Cytat został ukryty, ponieważ ignorujesz tego użytkownika. Pokaż cytat.
Pod tym względem właśnie gra mnie zawiodła - przeczytałem gdzieś, że walki są łatwe, a sam siebie uważam za wyjadacza rpg, więc rozpocząłem grę na trudnym poziomie, miejscami przełączając nawet na koszmar. W jednej tylko walce musiałem się przełączyć na normala (kilkanaście razy podchodziłem na trudnym i nijak nie szło), a tak to nie napotkałem nigdzie większego oporu. W stosunku do samej gry opinię mam jednak bardzo pozytywną. Pewnie, jest sporo minusów: to co mi się najbardziej nie spodobało, to wygląd przedmiotów w oknie ekwipunku, a raczej jego kompletny brak oraz fakt, że wszystkie jaskinie są niemal takie same. Bioware bardzo sobie też ułatwiło sprawę umieszczając całość rozgrywki w kilku lokacjach, nieznacznie je jedynie modifując w poszczególnych etapach rozgrywki. Wyjątkowo mi się też nie podobał sposób prowadzenia rozmowy, odpowiedzi były sformowane w sposób niejasny i niewyczerpujący - w trakcie gry często musiałem się zastanawiać co wybrać, żeby powiedzieć to, co chcę powiedzieć. No i świat przedstawiony oraz wpisy w kodeksie pozostawiają wiele do życzenia. Większość z nich to kopie tego, co było w jedynce - pod tym względem naprawdę mogli się postarać i nie powielać większości informacji o świecie, a zamiast tego dodać więcej nowych.

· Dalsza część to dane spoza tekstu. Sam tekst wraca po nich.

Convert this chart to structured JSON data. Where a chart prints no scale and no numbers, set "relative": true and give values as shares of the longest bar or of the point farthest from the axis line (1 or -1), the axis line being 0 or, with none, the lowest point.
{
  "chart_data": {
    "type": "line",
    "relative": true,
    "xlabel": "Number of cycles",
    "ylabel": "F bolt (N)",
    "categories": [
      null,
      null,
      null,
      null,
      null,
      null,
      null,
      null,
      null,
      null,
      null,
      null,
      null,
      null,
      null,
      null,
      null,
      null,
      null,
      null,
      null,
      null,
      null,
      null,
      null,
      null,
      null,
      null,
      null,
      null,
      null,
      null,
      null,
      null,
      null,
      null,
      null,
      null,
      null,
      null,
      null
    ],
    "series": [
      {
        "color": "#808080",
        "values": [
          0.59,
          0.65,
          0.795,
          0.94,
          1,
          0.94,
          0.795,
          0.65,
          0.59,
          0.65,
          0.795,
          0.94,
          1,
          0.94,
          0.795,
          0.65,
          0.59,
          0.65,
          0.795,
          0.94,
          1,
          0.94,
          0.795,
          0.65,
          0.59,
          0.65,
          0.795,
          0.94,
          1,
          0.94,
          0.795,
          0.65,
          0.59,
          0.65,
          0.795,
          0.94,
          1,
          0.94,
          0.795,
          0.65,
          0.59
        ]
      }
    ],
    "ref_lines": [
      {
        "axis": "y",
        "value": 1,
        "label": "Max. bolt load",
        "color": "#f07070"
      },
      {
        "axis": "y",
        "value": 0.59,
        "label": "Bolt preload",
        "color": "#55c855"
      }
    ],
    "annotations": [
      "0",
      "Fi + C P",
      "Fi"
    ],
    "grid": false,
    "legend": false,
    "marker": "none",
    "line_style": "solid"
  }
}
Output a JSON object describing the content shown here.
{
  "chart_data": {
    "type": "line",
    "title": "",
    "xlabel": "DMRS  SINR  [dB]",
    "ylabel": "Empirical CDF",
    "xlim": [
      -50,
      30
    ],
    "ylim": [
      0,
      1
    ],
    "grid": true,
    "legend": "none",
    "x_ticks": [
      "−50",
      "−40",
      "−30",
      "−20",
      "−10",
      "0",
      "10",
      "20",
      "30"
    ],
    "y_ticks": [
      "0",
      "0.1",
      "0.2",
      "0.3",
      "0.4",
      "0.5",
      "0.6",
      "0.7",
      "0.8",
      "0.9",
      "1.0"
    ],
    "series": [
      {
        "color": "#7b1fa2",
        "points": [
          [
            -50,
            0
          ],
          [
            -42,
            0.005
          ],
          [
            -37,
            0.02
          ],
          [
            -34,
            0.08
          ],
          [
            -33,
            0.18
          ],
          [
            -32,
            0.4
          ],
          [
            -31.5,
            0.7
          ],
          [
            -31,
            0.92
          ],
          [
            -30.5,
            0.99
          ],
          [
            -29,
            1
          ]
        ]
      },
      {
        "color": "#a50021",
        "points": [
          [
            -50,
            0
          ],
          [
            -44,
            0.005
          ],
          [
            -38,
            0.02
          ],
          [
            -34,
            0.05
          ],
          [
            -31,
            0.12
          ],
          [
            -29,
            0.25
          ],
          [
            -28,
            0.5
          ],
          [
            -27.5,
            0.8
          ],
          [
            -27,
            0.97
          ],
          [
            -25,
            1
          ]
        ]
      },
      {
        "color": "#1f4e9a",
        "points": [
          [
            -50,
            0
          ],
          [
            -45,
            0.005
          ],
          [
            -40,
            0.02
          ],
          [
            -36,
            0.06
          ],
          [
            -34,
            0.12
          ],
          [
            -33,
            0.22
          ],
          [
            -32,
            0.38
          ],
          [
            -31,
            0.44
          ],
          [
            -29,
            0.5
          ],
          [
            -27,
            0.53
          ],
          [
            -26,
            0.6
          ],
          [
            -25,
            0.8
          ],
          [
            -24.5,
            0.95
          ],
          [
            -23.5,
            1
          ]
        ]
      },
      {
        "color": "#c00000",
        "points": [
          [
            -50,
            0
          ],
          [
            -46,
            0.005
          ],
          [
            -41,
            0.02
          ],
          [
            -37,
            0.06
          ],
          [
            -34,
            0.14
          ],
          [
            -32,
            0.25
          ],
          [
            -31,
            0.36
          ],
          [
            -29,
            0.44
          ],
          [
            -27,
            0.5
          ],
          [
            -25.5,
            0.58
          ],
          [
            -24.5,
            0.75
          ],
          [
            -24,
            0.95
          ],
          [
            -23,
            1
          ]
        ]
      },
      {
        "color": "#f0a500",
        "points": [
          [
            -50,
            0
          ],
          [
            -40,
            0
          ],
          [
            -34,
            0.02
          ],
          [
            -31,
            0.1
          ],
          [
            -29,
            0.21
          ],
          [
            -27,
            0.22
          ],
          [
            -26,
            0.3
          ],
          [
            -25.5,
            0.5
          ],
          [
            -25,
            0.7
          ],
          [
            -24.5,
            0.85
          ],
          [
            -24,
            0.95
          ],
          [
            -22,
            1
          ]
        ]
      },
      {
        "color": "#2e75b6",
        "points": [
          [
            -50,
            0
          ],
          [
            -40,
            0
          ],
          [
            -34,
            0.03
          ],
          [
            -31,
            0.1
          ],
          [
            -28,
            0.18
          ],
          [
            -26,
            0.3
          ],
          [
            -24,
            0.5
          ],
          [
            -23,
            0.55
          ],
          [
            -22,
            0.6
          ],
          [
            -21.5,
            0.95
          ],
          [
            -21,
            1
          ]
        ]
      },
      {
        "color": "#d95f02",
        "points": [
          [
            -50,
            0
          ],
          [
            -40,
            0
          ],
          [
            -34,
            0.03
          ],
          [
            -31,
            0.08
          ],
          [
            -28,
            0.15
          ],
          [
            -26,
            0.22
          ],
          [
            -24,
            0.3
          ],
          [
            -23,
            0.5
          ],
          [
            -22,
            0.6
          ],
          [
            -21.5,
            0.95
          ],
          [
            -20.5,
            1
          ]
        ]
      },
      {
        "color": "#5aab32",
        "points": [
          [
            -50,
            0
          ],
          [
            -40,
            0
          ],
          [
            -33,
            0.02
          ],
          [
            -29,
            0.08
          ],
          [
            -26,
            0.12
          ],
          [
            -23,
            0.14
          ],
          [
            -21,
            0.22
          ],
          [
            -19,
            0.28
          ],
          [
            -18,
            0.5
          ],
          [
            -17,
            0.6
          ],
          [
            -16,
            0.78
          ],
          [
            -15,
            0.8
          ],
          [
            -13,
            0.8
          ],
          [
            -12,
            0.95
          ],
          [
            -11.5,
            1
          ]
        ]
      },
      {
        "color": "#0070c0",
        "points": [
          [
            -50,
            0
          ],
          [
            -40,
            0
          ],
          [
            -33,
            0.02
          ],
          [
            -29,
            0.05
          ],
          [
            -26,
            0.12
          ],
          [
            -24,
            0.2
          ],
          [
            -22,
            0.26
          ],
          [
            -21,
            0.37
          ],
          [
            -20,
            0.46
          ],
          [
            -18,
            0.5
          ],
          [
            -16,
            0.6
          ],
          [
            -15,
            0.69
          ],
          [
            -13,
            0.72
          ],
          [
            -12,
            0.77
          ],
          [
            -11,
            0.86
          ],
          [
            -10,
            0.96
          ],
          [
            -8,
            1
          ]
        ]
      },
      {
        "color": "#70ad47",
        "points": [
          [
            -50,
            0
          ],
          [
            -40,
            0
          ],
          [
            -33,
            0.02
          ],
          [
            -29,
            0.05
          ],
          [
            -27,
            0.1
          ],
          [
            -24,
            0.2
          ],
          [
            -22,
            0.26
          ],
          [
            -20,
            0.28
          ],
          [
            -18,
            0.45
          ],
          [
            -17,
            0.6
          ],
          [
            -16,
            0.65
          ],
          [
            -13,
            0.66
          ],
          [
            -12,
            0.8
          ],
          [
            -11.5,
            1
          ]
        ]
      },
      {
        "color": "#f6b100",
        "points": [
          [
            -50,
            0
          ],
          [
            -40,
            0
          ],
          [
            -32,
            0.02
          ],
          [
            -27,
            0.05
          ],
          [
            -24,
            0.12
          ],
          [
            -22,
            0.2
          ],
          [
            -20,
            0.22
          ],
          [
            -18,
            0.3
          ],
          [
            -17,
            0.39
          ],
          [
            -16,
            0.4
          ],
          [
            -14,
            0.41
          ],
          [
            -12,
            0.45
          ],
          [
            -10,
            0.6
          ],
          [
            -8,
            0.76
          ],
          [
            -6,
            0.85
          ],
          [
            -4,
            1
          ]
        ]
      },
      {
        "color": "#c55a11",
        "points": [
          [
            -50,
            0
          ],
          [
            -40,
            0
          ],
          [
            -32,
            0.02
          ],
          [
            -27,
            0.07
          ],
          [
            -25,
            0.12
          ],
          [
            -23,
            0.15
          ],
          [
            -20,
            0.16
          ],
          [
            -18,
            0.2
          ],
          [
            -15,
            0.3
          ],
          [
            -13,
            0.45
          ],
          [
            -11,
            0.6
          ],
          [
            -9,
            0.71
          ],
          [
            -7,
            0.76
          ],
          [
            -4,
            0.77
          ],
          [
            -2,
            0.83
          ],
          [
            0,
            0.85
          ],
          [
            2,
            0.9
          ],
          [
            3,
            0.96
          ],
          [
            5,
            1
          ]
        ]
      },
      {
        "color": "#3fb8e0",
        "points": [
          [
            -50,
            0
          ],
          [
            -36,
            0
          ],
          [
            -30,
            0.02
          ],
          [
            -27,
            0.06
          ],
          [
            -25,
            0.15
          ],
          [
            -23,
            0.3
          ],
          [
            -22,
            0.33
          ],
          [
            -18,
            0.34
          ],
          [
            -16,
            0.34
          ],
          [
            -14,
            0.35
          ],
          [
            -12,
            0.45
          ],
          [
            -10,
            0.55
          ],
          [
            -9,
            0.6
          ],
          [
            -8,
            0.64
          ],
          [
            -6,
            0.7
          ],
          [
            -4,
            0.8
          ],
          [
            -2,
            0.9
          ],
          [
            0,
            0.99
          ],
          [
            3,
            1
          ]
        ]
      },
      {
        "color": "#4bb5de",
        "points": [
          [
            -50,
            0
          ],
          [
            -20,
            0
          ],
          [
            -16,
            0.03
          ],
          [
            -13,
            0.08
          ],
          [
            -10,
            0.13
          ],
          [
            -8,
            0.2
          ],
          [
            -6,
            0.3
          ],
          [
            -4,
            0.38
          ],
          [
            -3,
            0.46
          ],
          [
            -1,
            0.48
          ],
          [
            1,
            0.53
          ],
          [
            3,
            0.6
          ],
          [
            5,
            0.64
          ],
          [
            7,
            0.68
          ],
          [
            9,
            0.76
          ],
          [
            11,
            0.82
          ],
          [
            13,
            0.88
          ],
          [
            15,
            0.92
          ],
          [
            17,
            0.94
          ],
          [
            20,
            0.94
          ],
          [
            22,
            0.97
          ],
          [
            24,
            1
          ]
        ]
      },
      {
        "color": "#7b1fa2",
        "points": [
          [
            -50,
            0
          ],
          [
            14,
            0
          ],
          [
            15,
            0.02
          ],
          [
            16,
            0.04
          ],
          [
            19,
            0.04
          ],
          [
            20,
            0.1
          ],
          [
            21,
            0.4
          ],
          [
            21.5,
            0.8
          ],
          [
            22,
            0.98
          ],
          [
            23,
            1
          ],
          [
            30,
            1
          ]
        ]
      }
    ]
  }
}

Bardzo natomiast spodobały mi się interakcje naszych towarzyszy między sobą oraz ze środowiskiem, a także ich reakcje na nasze zachowania - w jedynce właściwie z każdym można było mieć +100, w dwójce połowa towarzyszy mnie nie lubiła i ode mnie pouciekała w międzyczasie ;d Questy poboczne są w większości lepiej zrobione, postacie występujace w grze są bardziej realistyczne i przekonujące niż w pierwszej częsci, a nasze decyzje mają większy wpływ na rozwój gry. Fabuła główna jest może nieco gorsza, ale mimo tego naprawdę dobra i wciągająca.